If you think, how insignificant this planet of ours called Earth is compared to this infinite universe. However, for each of us, this world is a symbol of greatness. Our life on earth is like a moment compared to the infinite time of the Universe. Maybe our generation vanishes in the blink of an eye of a cosmic being. But how many things we have to do in one life. Some work like previous routine – eat – sleep – supplement – family – society etc. We wander through the whirlwind of ages and come close to some people whom we call father, mother, dear and beloved. But all are mortal, all have a story with an ending.

But the highly irrational mind of the puny human body cannot accept this end of man. Foolish minds cry with or without tears. Many people don’t cry but spend their whole life crying. They are undead – walking around with a void between their bodies, never to be filled. When a loved one passes away, we can get used to that death.

I go to Niagara Falls every year on this day in an effort to get used to it. Why should we find him in the midst of a great stream of water, as we find in Nazrul’s poems and songs. He was a strange man. Nazrulcharcha was started in the harmonium after the prayer every morning at five o’clock.

After 12 o’clock for everyone else in the house, when I went forward and prepared for the famous Barishailla quarrel with my hands on my hips, then the innocent man, cautious in the forecast of the storm, would lovingly pull him by the hand and sit next to him and say – “Take the tune a little to me vitu-mana” it was vitu-mana. He gave me my name. And my elder brother Ranati’s name was Tapa. My two younger sisters are pew-sona and twenty-two grams respectively. The mystery of this strange nomenclature will always remain unknown. I searched the whole world and couldn’t find the answer.

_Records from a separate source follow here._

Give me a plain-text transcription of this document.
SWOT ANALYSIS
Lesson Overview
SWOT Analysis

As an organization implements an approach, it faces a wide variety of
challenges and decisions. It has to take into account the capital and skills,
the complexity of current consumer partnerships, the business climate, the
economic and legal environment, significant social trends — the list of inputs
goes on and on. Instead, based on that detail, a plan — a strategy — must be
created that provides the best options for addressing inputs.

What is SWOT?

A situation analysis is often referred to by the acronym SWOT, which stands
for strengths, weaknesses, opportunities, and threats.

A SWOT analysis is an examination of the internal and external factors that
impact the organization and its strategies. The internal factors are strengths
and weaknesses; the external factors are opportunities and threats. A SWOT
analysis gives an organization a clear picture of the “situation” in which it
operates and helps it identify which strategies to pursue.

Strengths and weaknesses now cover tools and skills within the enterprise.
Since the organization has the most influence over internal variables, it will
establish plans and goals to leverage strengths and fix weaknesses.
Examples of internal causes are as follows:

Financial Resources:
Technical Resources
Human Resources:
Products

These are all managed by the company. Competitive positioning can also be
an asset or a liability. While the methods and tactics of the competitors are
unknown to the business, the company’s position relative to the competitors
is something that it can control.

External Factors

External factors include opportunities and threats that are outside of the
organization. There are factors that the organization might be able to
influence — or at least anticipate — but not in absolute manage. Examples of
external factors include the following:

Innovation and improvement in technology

Life doesn’t stop for anyone, nor should it. But this blue pain of not having a loved one always carries. I still read his story of the tailed fox, his Alauddin’s amazing lamp and Alibaba’s forty thieves. Even today I listen to Nazrul Sangit most of the time, even today I eat a lot of jhal – even today I envy every girl who is immersed in her father’s love.

In just fifty-three years of life, he had a perfect wife, a good son, beautiful twin daughters and a stepchild with question marks. This man, the source of innumerable stories, seems to have gone to another world of Hasan Hossain while telling the story of Bishadsindu. He took all his stories with him. The stories died with him.